Cleaning out some old bookmarks and closing some old tabs.

• Sarah Bessey on “That Jezebel Spirit.”

Accusing anyone of a Jezebel spirit is usually meant to keep you small, obedient, and easily controlled. Deploying the accusation of a Jezebel spirit is meant to berate you for daring to lift your head. It admonishes you for asking questions or challenging authority. It’s meant to correct your behavior because you, you have stepped out of their line.

It’s a good critique. I’d add one more point: The weirdoes who talk about the “Jezebel Spirit” wholeheartedly believe it is an actual, divine entity — an evil goddess. These people are not monotheists.

• “It wasn’t ZOOZVE, it was 2002-VE, which is an actual object near Venus.”

And while that actual object is not a moon of Venus, it’s also not not a moon of Venus. This is a delightfully obsessive thread in which Latif Nasser does some serious journalistic leg-work — he tracks down everybody — and learns something weird about the solar system thanks to an illustrator’s odd choice in a children’s poster. (via)

Got a similar vibe from this lovely Sarah Kendzior essay on “The Great Unconformity” — another oddity that is both something and not something.

“Why are you so obsessed with finding nothing when there’s so many things to look at?!” our son demanded from the backseat. He was alone; our daughter was at camp. He was stuck on a road trip with Vladimir and Estragon for parents.

“Finding nothing is important,” I said, “because it’s not there, and we don’t know why! So we need to see it, and then we’ll know.”

“Know what?”

“Why there’s nothing instead of something. Or how. How nothing replaced something.”

• “Penn Jillette Wants to Talk It All Out

Yeah, sure, I’d rather read an interview with Teller, but this conversation with Cracked’s Tim Gierson covers a lot of ground. Here’s one of the more interesting bits:

For so long, you identified as Libertarian. What changed?

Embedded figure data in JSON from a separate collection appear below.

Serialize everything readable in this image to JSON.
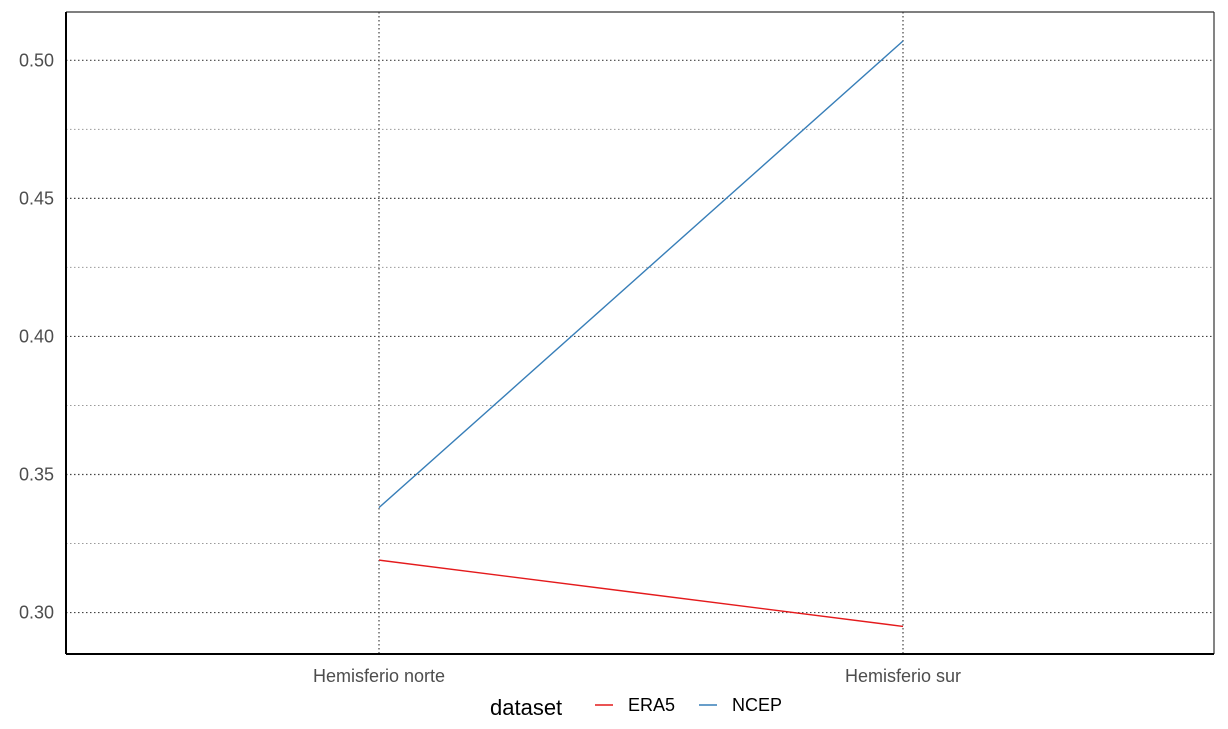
{
  "chart_data": {
    "type": "line",
    "categories": [
      "Hemisferio norte",
      "Hemisferio sur"
    ],
    "series": [
      {
        "name": "ERA5",
        "values": [
          0.319,
          0.295
        ],
        "color": "#e41a1c"
      },
      {
        "name": "NCEP",
        "values": [
          0.338,
          0.507
        ],
        "color": "#377eb8"
      }
    ],
    "ylim": [
      0.285,
      0.5175
    ],
    "yticks": [
      0.3,
      0.35,
      0.4,
      0.45,
      0.5
    ],
    "ytick_labels": [
      "0.30",
      "0.35",
      "0.40",
      "0.45",
      "0.50"
    ],
    "yminor": [
      0.325,
      0.375,
      0.425,
      0.475
    ],
    "grid": true,
    "legend": {
      "title": "dataset",
      "position": "bottom"
    },
    "title": "",
    "xlabel": "",
    "ylabel": ""
  }
}
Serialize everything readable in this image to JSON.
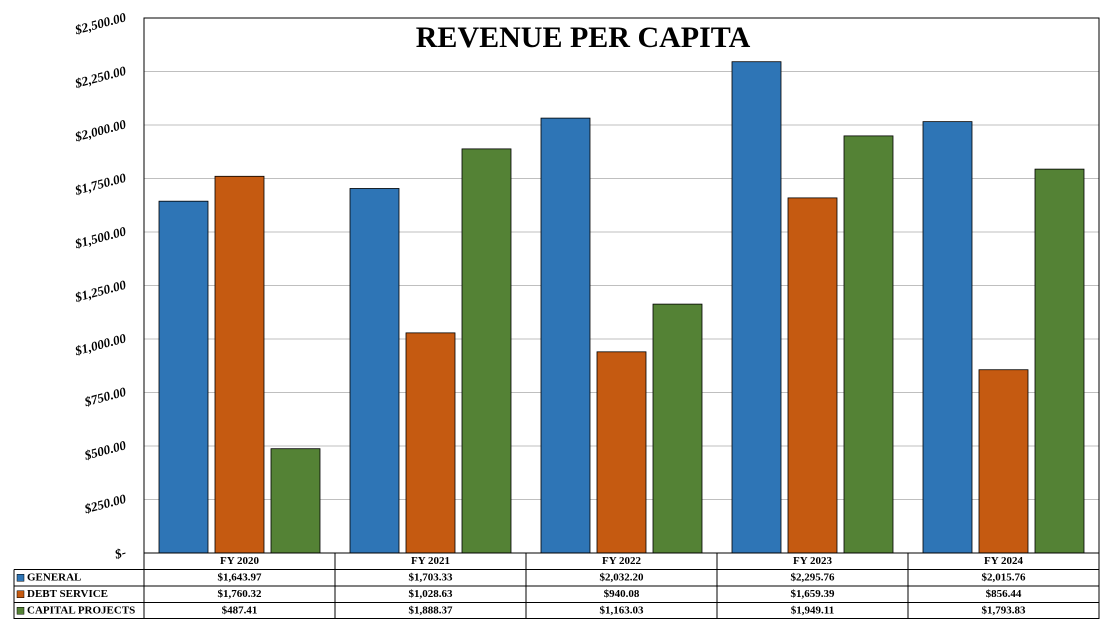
{
  "chart_data": {
    "type": "bar",
    "title": "REVENUE PER CAPITA",
    "categories": [
      "FY 2020",
      "FY 2021",
      "FY 2022",
      "FY 2023",
      "FY 2024"
    ],
    "series": [
      {
        "name": "GENERAL",
        "color": "#2e75b6",
        "values": [
          1643.97,
          1703.33,
          2032.2,
          2295.76,
          2015.76
        ],
        "value_labels": [
          "$1,643.97",
          "$1,703.33",
          "$2,032.20",
          "$2,295.76",
          "$2,015.76"
        ]
      },
      {
        "name": "DEBT SERVICE",
        "color": "#c55a11",
        "values": [
          1760.32,
          1028.63,
          940.08,
          1659.39,
          856.44
        ],
        "value_labels": [
          "$1,760.32",
          "$1,028.63",
          "$940.08",
          "$1,659.39",
          "$856.44"
        ]
      },
      {
        "name": "CAPITAL PROJECTS",
        "color": "#548235",
        "values": [
          487.41,
          1888.37,
          1163.03,
          1949.11,
          1793.83
        ],
        "value_labels": [
          "$487.41",
          "$1,888.37",
          "$1,163.03",
          "$1,949.11",
          "$1,793.83"
        ]
      }
    ],
    "ylim": [
      0,
      2500
    ],
    "yticks": [
      {
        "value": 0,
        "label": "$-"
      },
      {
        "value": 250,
        "label": "$250.00"
      },
      {
        "value": 500,
        "label": "$500.00"
      },
      {
        "value": 750,
        "label": "$750.00"
      },
      {
        "value": 1000,
        "label": "$1,000.00"
      },
      {
        "value": 1250,
        "label": "$1,250.00"
      },
      {
        "value": 1500,
        "label": "$1,500.00"
      },
      {
        "value": 1750,
        "label": "$1,750.00"
      },
      {
        "value": 2000,
        "label": "$2,000.00"
      },
      {
        "value": 2250,
        "label": "$2,250.00"
      },
      {
        "value": 2500,
        "label": "$2,500.00"
      }
    ],
    "grid": true
  }
}
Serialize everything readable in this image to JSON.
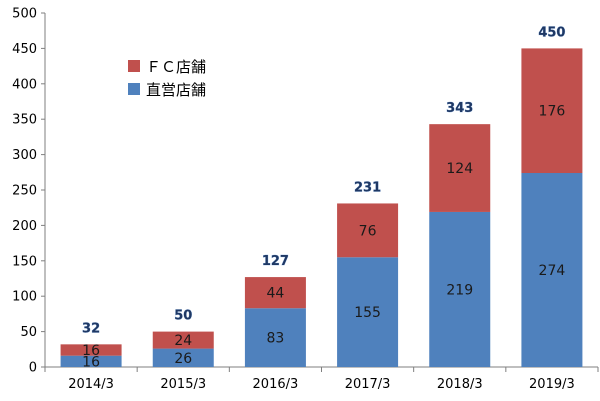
{
  "chart_data": {
    "type": "bar",
    "stacked": true,
    "categories": [
      "2014/3",
      "2015/3",
      "2016/3",
      "2017/3",
      "2018/3",
      "2019/3"
    ],
    "series": [
      {
        "name": "直営店舗",
        "values": [
          16,
          26,
          83,
          155,
          219,
          274
        ],
        "color": "#4f81bd"
      },
      {
        "name": "ＦＣ店舗",
        "values": [
          16,
          24,
          44,
          76,
          124,
          176
        ],
        "color": "#c0504d"
      }
    ],
    "totals": [
      32,
      50,
      127,
      231,
      343,
      450
    ],
    "ylim": [
      0,
      500
    ],
    "yticks": [
      0,
      50,
      100,
      150,
      200,
      250,
      300,
      350,
      400,
      450,
      500
    ],
    "grid": false,
    "legend_position": "top-left"
  },
  "colors": {
    "fc": "#c0504d",
    "direct": "#4f81bd",
    "total_label": "#1f3864"
  }
}
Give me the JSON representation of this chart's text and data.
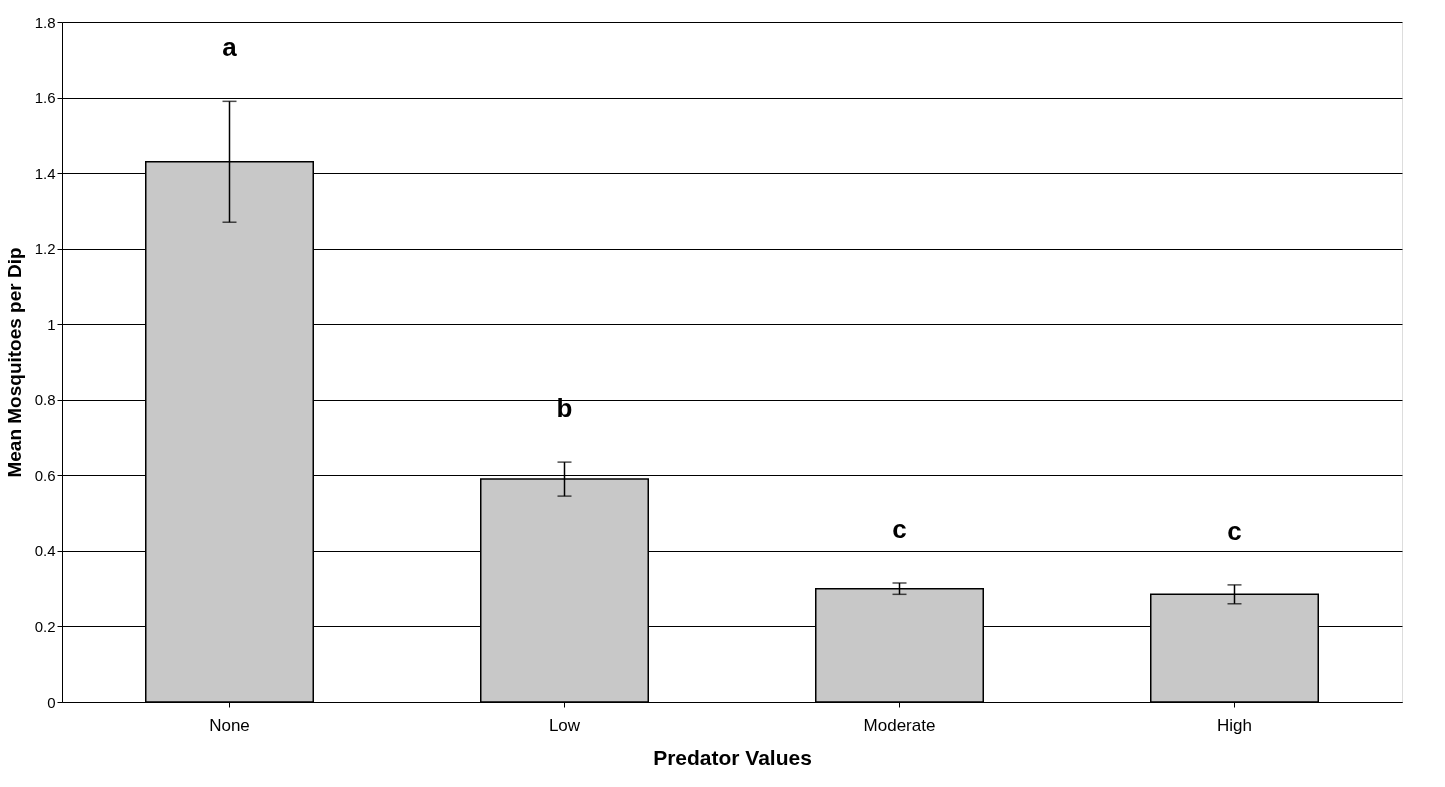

I completely have not used the word Libertarian in describing myself since I got an email during lockdown where a person from a Libertarian organization wrote to me and said, “We’re doing an anti-mask demonstration in Vegas, and obviously we’d like you to head it.” I looked at that email and I went, “The fact they sent me this email is something I need to be very ashamed of, and I need to change.” Now, you can make the argument that maybe you don’t need to mandate masks — you can make the argument that maybe that shouldn’t be the government’s job — but you cannot make the argument that you shouldn’t wear masks. It is the exact reciprocal of seatbelts because if I don’t wear a seatbelt, my chances of fucking myself up increase — if I don’t wear a mask, the chance of fucking someone else up increase.

Many times when I identified as Libertarian, people said to me, “It’s just rich white guys that don’t want to be told what to do,” and I had a zillion answers to that — and now that seems 100 percent accurate.

• “How Dominican women fight child marriage and teen pregnancy while facing total abortion bans

Marcia González works heroically for a program that has had some success reducing the number of 14-year-olds forced to marry middle-aged men or to bear their children. Here’s what success looks like in a country with an absolute ban on abortion, where women are not trusted — or permitted — to make choices for themselves.

• “‘Independent’ Investigations Into Sexual Abuse Are Big Business. Can Survivors Really Trust Them?

Madison Pauly’s long piece for Mother Jones is a kick in the gut. The stories here are horrifying. Pauly finds that some high-profile “independent investigations” seem to be designed mainly to limit the liability for institutions. Other such investigations, though, also seem to be designed mainly to limit the liability for institutions. This is an industry now.

• Also from MoJo, by Kiera Butler, this is a wild ride: “The Internet’s Favorite Supplement Titan Appears to Be Taking Cues From a Psychic.”

Joseph Mercola, an osteopath, made millions in the “supplements” business, then became infamous as a pandemic-denying whackjob and “the most influential spreader of coronavirus misinformation online.”

But he was just getting warmed up. Mercola has fired most of the top executives at his supplements company, including his own sister, and is now focused on writing a book that he says will “reach billions, literally billions, around the world with a new paradigm of how to increase joy in their life.” Because he’s just recently learned that he is the reincarnation of Jesus of Nazareth. He knows this because the psychic he pays, Kai Clay, channels Bahlon, an “ancient and wise high-vibration entity from the causal plane,” and Bahlon wouldn’t lie.

If Kai Clay turns out to look like Timothy Hutton or Aldis Hodge, then I think I know what’s going on here. Meanwhile, I’m pondering what kind of christology you’d have to have to believe you’re the reincarnation of Jesus.